# What is the point of intersection of the lines 3x + 2y = 16 and 6x + 4y = 24?

*print*Print*list*Cite

### 2 Answers

The point of intersection of the lines 3x + 2y = 16 and 6x + 4y = 24 has to be determined.

Looking at the two equations it can be seen that the slope of the line 3x + 2y = 16 is -3/2 and the slope of the line 6x + 4y = 24 is also -6/4 = -3/2. As the two line are parallel to each other they do not intersect each other.

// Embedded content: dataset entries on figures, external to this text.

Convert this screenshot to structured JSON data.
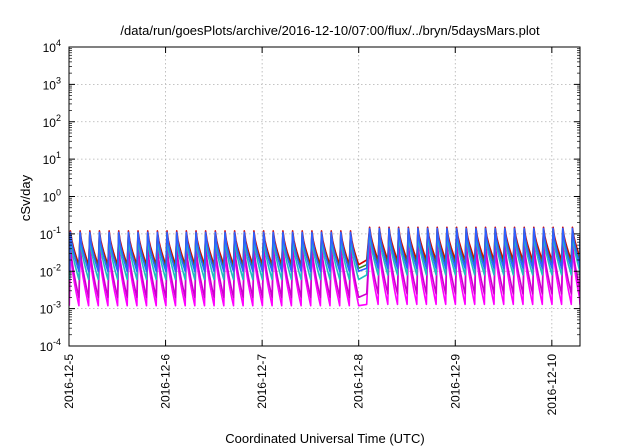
{
  "chart_data": {
    "type": "line",
    "title": "/data/run/goesPlots/archive/2016-12-10/07:00/flux/../bryn/5daysMars.plot",
    "xlabel": "Coordinated Universal Time (UTC)",
    "ylabel": "cSv/day",
    "yscale": "log",
    "ylim": [
      0.0001,
      10000
    ],
    "xlim": [
      "2016-12-05T00:00",
      "2016-12-10T07:00"
    ],
    "grid": true,
    "y_ticks": [
      {
        "base": "10",
        "exp": "-4"
      },
      {
        "base": "10",
        "exp": "-3"
      },
      {
        "base": "10",
        "exp": "-2"
      },
      {
        "base": "10",
        "exp": "-1"
      },
      {
        "base": "10",
        "exp": "0"
      },
      {
        "base": "10",
        "exp": "1"
      },
      {
        "base": "10",
        "exp": "2"
      },
      {
        "base": "10",
        "exp": "3"
      },
      {
        "base": "10",
        "exp": "4"
      }
    ],
    "x_ticks": [
      "2016-12-5",
      "2016-12-6",
      "2016-12-7",
      "2016-12-8",
      "2016-12-9",
      "2016-12-10"
    ],
    "sawtooth": {
      "period_hours": 2.4,
      "gap_start": "2016-12-08T00:00",
      "gap_end": "2016-12-08T02:00"
    },
    "series": [
      {
        "color": "#d40000",
        "peak_before": 0.12,
        "trough_before": 0.015,
        "peak_after": 0.15,
        "trough_after": 0.02
      },
      {
        "color": "#2a8a2a",
        "peak_before": 0.1,
        "trough_before": 0.012,
        "peak_after": 0.13,
        "trough_after": 0.015
      },
      {
        "color": "#ff00ff",
        "peak_before": 0.035,
        "trough_before": 0.0012,
        "peak_after": 0.045,
        "trough_after": 0.0013
      },
      {
        "color": "#cc00cc",
        "peak_before": 0.05,
        "trough_before": 0.002,
        "peak_after": 0.06,
        "trough_after": 0.0025
      },
      {
        "color": "#1fbfbf",
        "peak_before": 0.08,
        "trough_before": 0.006,
        "peak_after": 0.1,
        "trough_after": 0.008
      },
      {
        "color": "#2f5fff",
        "peak_before": 0.11,
        "trough_before": 0.01,
        "peak_after": 0.14,
        "trough_after": 0.012
      }
    ]
  }
}
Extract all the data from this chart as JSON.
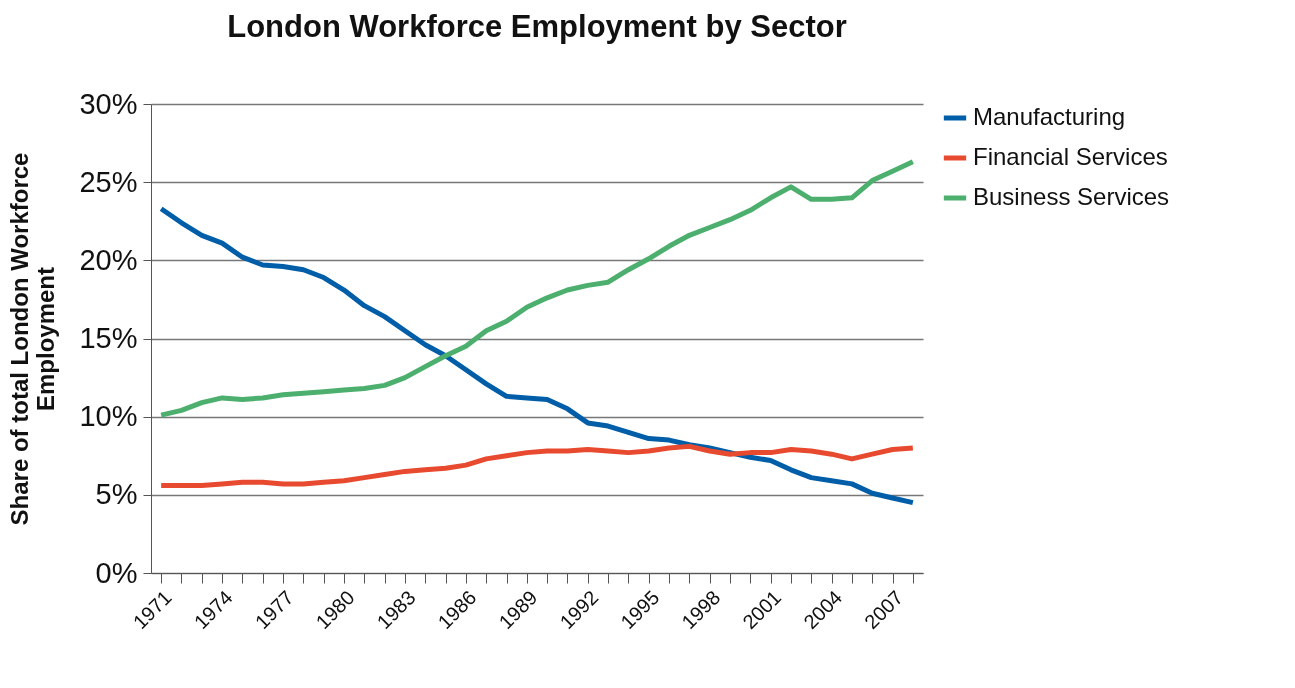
{
  "chart_data": {
    "type": "line",
    "title": "London Workforce Employment by Sector",
    "ylabel": "Share of total London Workforce Employment",
    "categories": [
      "1971",
      null,
      null,
      "1974",
      null,
      null,
      "1977",
      null,
      null,
      "1980",
      null,
      null,
      "1983",
      null,
      null,
      "1986",
      null,
      null,
      "1989",
      null,
      null,
      "1992",
      null,
      null,
      "1995",
      null,
      null,
      "1998",
      null,
      null,
      "2001",
      null,
      null,
      "2004",
      null,
      null,
      "2007",
      null
    ],
    "series": [
      {
        "name": "Manufacturing",
        "color": "#005ea8",
        "values": [
          23.3,
          22.4,
          21.6,
          21.1,
          20.2,
          19.7,
          19.6,
          19.4,
          18.9,
          18.1,
          17.1,
          16.4,
          15.5,
          14.6,
          13.9,
          13.0,
          12.1,
          11.3,
          11.2,
          11.1,
          10.5,
          9.6,
          9.4,
          9.0,
          8.6,
          8.5,
          8.2,
          8.0,
          7.7,
          7.4,
          7.2,
          6.6,
          6.1,
          5.9,
          5.7,
          5.1,
          4.8,
          4.5
        ]
      },
      {
        "name": "Financial Services",
        "color": "#e84a2f",
        "values": [
          5.6,
          5.6,
          5.6,
          5.7,
          5.8,
          5.8,
          5.7,
          5.7,
          5.8,
          5.9,
          6.1,
          6.3,
          6.5,
          6.6,
          6.7,
          6.9,
          7.3,
          7.5,
          7.7,
          7.8,
          7.8,
          7.9,
          7.8,
          7.7,
          7.8,
          8.0,
          8.1,
          7.8,
          7.6,
          7.7,
          7.7,
          7.9,
          7.8,
          7.6,
          7.3,
          7.6,
          7.9,
          8.0
        ]
      },
      {
        "name": "Business Services",
        "color": "#4caf6e",
        "values": [
          10.1,
          10.4,
          10.9,
          11.2,
          11.1,
          11.2,
          11.4,
          11.5,
          11.6,
          11.7,
          11.8,
          12.0,
          12.5,
          13.2,
          13.9,
          14.5,
          15.5,
          16.1,
          17.0,
          17.6,
          18.1,
          18.4,
          18.6,
          19.4,
          20.1,
          20.9,
          21.6,
          22.1,
          22.6,
          23.2,
          24.0,
          24.7,
          23.9,
          23.9,
          24.0,
          25.1,
          25.7,
          26.3
        ]
      }
    ],
    "ylim": [
      0,
      30
    ],
    "yticks": [
      {
        "value": 0,
        "label": "0%"
      },
      {
        "value": 5,
        "label": "5%"
      },
      {
        "value": 10,
        "label": "10%"
      },
      {
        "value": 15,
        "label": "15%"
      },
      {
        "value": 20,
        "label": "20%"
      },
      {
        "value": 25,
        "label": "25%"
      },
      {
        "value": 30,
        "label": "30%"
      }
    ],
    "grid": "y",
    "legend": "right",
    "marker": "none",
    "line_style": "solid"
  }
}
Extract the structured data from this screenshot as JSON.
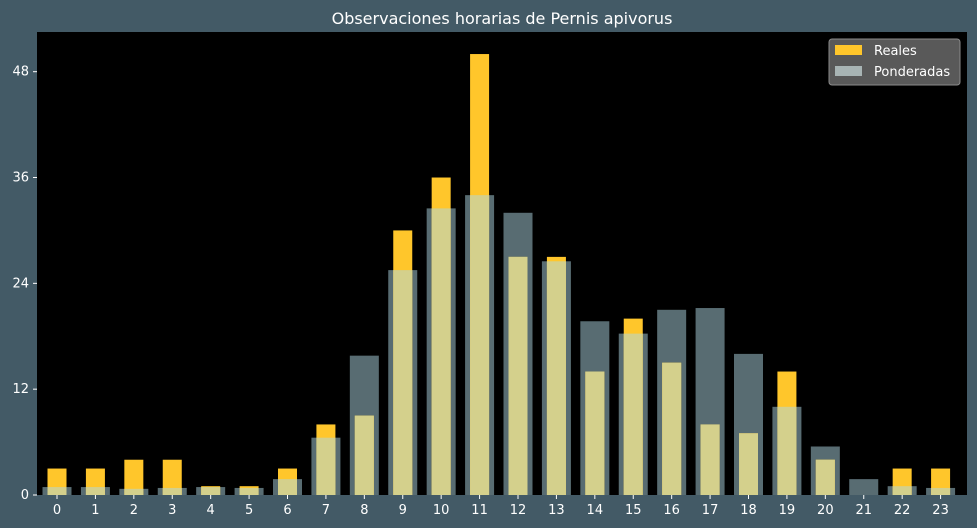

**The two lines 3x + 2y = 16 and 6x + 4y = 24 do not intersect each other.**

3x+2y=16

It is indeed true that the two lines do not intersect due to them having the same slope and not being the same line. If they are not the same line and have the same slope, that means that they are parallel to each other. To be able to come to this conclusion, one must find the slope. To find the slope in this problem, convert the equation to slope-intercept form, which is y=mx+b, where m=slope and b=y-intercept.

`3x+2y=16`

`=> 2y=-3x+16`

`=> y=-3/2 x+8`

Therefore, the slope for this line is -3/2. The same method can be applied on the other line equation and we would see that the slope of that line is also -3/2; thus, they are parallel lines since they don't have the same y-intercept to indicate them being the same lines.